4. Prevent contamination and cross-contamination.
Most pharmacological operations require stringently and expensively maintained cleanroom environments. That places a priority on selecting a solution that doesn’t introduce particulates, volatile organic compounds or other contaminants into the environment. Systems that produce exhaust emissions, require oils or grease to operate, and/or contain components that could potentially cause off-gassing will have to be eliminated. Cross-contamination between environments can also be an issue if the facility has to transport equipment, machinery or product between environments. That scenario may rule out the use of certain material handling systems such as cranes, which might not be capable of navigating between separate environments without increasing the risk of contamination.
5: Protect equipment against vibration and shock loads.
Chromatography columns are unusually delicate, particularly after they’ve been freshly packed. Here, the key is to isolate the load from vibration and shock. That poses a problem for the use of wheeled vehicles that can potentially transmit any imperfections in the floor (bumps, grooves, gaps) to the equipment due to vibration. Air casters appear to be the better choice because the inflated bag that powers the casters effectively acts as a suspension system absorbing potential vibration and shock loads before they can affect the media within the column.
6. Maintain and improve productive capacity.
Another challenge, all too often overlooked, is assuring the material handling system facilitates or even improves the facility’s productive capacity. Some systems may take at least a half hour or more for a single move when the set up (system preparation and placing the load onto the system), operation (system maneuvering), and wind down (removing the load and storing or moving the system to its next location) are complex or time-consuming.

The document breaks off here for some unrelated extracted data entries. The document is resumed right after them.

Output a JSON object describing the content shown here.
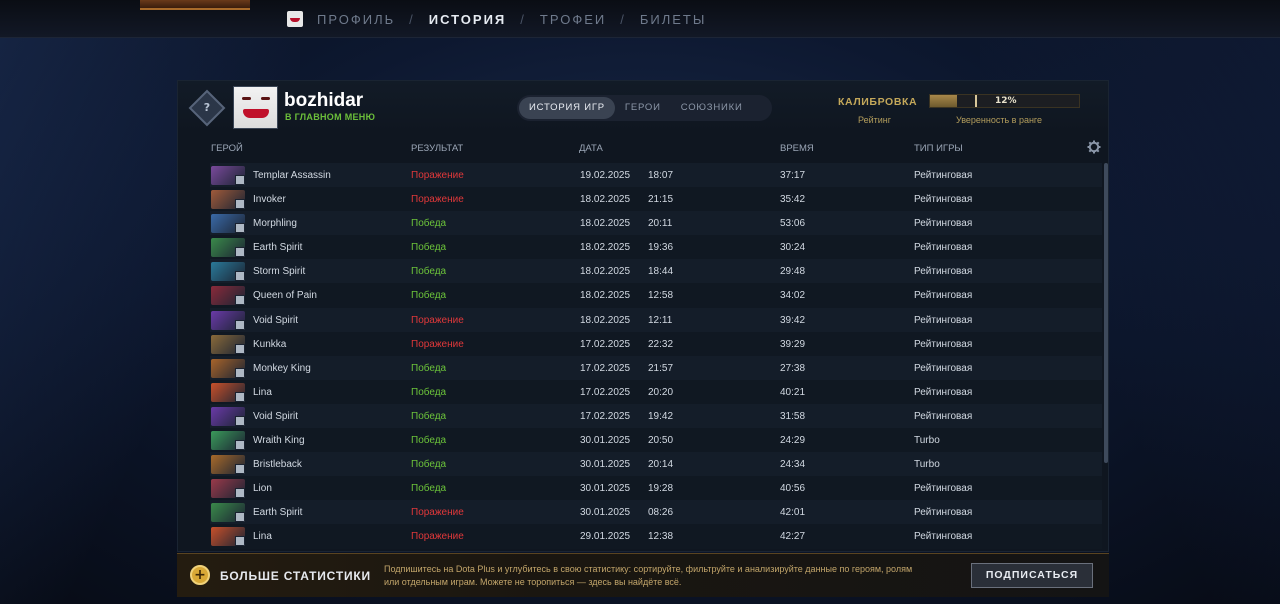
{
  "nav": {
    "items": [
      {
        "label": "ПРОФИЛЬ",
        "active": false
      },
      {
        "label": "ИСТОРИЯ",
        "active": true
      },
      {
        "label": "ТРОФЕИ",
        "active": false
      },
      {
        "label": "БИЛЕТЫ",
        "active": false
      }
    ],
    "separator": "/"
  },
  "profile": {
    "username": "bozhidar",
    "status": "В ГЛАВНОМ МЕНЮ",
    "rank_badge_text": "?"
  },
  "tabs": [
    {
      "label": "ИСТОРИЯ ИГР",
      "active": true
    },
    {
      "label": "ГЕРОИ",
      "active": false
    },
    {
      "label": "СОЮЗНИКИ",
      "active": false
    }
  ],
  "calibration": {
    "label": "КАЛИБРОВКА",
    "percent_text": "12%",
    "progress": 0.12,
    "rating_label": "Рейтинг",
    "confidence_label": "Уверенность в ранге"
  },
  "columns": {
    "hero": "ГЕРОЙ",
    "result": "РЕЗУЛЬТАТ",
    "date": "ДАТА",
    "time": "ВРЕМЯ",
    "mode": "ТИП ИГРЫ"
  },
  "matches": [
    {
      "hero": "Templar Assassin",
      "result": "Поражение",
      "win": false,
      "date": "19.02.2025",
      "clock": "18:07",
      "duration": "37:17",
      "mode": "Рейтинговая",
      "color": "#7a4a9c"
    },
    {
      "hero": "Invoker",
      "result": "Поражение",
      "win": false,
      "date": "18.02.2025",
      "clock": "21:15",
      "duration": "35:42",
      "mode": "Рейтинговая",
      "color": "#a05a3a"
    },
    {
      "hero": "Morphling",
      "result": "Победа",
      "win": true,
      "date": "18.02.2025",
      "clock": "20:11",
      "duration": "53:06",
      "mode": "Рейтинговая",
      "color": "#3a6aa8"
    },
    {
      "hero": "Earth Spirit",
      "result": "Победа",
      "win": true,
      "date": "18.02.2025",
      "clock": "19:36",
      "duration": "30:24",
      "mode": "Рейтинговая",
      "color": "#3a8a4a"
    },
    {
      "hero": "Storm Spirit",
      "result": "Победа",
      "win": true,
      "date": "18.02.2025",
      "clock": "18:44",
      "duration": "29:48",
      "mode": "Рейтинговая",
      "color": "#2a7a9a"
    },
    {
      "hero": "Queen of Pain",
      "result": "Победа",
      "win": true,
      "date": "18.02.2025",
      "clock": "12:58",
      "duration": "34:02",
      "mode": "Рейтинговая",
      "color": "#8a2a3a"
    },
    {
      "hero": "Void Spirit",
      "result": "Поражение",
      "win": false,
      "date": "18.02.2025",
      "clock": "12:11",
      "duration": "39:42",
      "mode": "Рейтинговая",
      "color": "#6a3aa8"
    },
    {
      "hero": "Kunkka",
      "result": "Поражение",
      "win": false,
      "date": "17.02.2025",
      "clock": "22:32",
      "duration": "39:29",
      "mode": "Рейтинговая",
      "color": "#8a6a3a"
    },
    {
      "hero": "Monkey King",
      "result": "Победа",
      "win": true,
      "date": "17.02.2025",
      "clock": "21:57",
      "duration": "27:38",
      "mode": "Рейтинговая",
      "color": "#a8642a"
    },
    {
      "hero": "Lina",
      "result": "Победа",
      "win": true,
      "date": "17.02.2025",
      "clock": "20:20",
      "duration": "40:21",
      "mode": "Рейтинговая",
      "color": "#c8502a"
    },
    {
      "hero": "Void Spirit",
      "result": "Победа",
      "win": true,
      "date": "17.02.2025",
      "clock": "19:42",
      "duration": "31:58",
      "mode": "Рейтинговая",
      "color": "#6a3aa8"
    },
    {
      "hero": "Wraith King",
      "result": "Победа",
      "win": true,
      "date": "30.01.2025",
      "clock": "20:50",
      "duration": "24:29",
      "mode": "Turbo",
      "color": "#3a9a5a"
    },
    {
      "hero": "Bristleback",
      "result": "Победа",
      "win": true,
      "date": "30.01.2025",
      "clock": "20:14",
      "duration": "24:34",
      "mode": "Turbo",
      "color": "#a86a2a"
    },
    {
      "hero": "Lion",
      "result": "Победа",
      "win": true,
      "date": "30.01.2025",
      "clock": "19:28",
      "duration": "40:56",
      "mode": "Рейтинговая",
      "color": "#9a3a4a"
    },
    {
      "hero": "Earth Spirit",
      "result": "Поражение",
      "win": false,
      "date": "30.01.2025",
      "clock": "08:26",
      "duration": "42:01",
      "mode": "Рейтинговая",
      "color": "#3a8a4a"
    },
    {
      "hero": "Lina",
      "result": "Поражение",
      "win": false,
      "date": "29.01.2025",
      "clock": "12:38",
      "duration": "42:27",
      "mode": "Рейтинговая",
      "color": "#c8502a"
    }
  ],
  "promo": {
    "title": "БОЛЬШЕ СТАТИСТИКИ",
    "icon_symbol": "+",
    "text": "Подпишитесь на Dota Plus и углубитесь в свою статистику: сортируйте, фильтруйте и анализируйте данные по героям, ролям или отдельным играм. Можете не торопиться — здесь вы найдёте всё.",
    "button": "ПОДПИСАТЬСЯ"
  }
}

That can affect dwell, takt and process cycle times, which all potentially affect productive capacity.
7. Control costs.
It should surprise no one that the last challenge is cost and budgetary requirements. This can be the most perplexing in choosing the right material handling system. One reason: costs cannot necessarily be compared one-for-one. Each system will incur an upfront capital expense to purchase and implement, but those expenses represent just a fraction of the total cost of ownership. The cost of ongoing operation can vary significantly, particularly if the system requires trained and certified operators (e.g., cranes and forklifts). Maintenance costs are major variables. Every mechanical system will require ongoing repairs and upkeep as will any system with tires.

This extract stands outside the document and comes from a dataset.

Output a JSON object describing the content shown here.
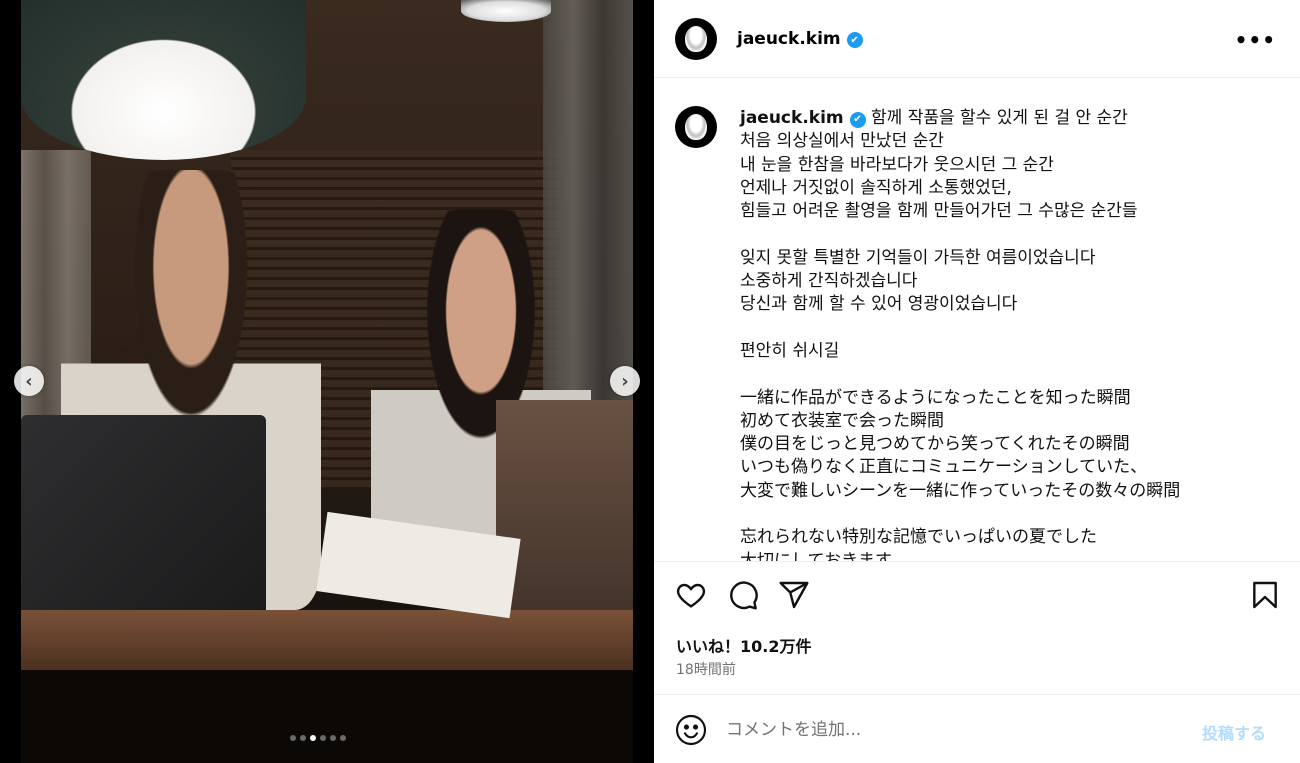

This is where the evaluation of opportunity costs comes into play. The wrong material handling system will limit productive capacity and possibly the ability of an operation to flexibly accommodate future change, such as updating the facility layout. Ultimately, the cost challenge requires facilities to balance upfront cost against long-term costs that should not be overlooked as the following chart explains:
The deciding factor
By systematically evaluating and working through each of the seven challenges, operations are in the best position to choose the most effective load movement system for their facility and environment. Ultimately, there is always a key factor that narrows down available options. In the case of the chromatography column-moving pharmaceutical company mentioned previously, the balance of features — cost-effective movement of heavy loads without damaging floors or contaminating cleanrooms — was the deciding factor. Other facilities might arrive at a different answer depending on the most important factors in need of mitigation.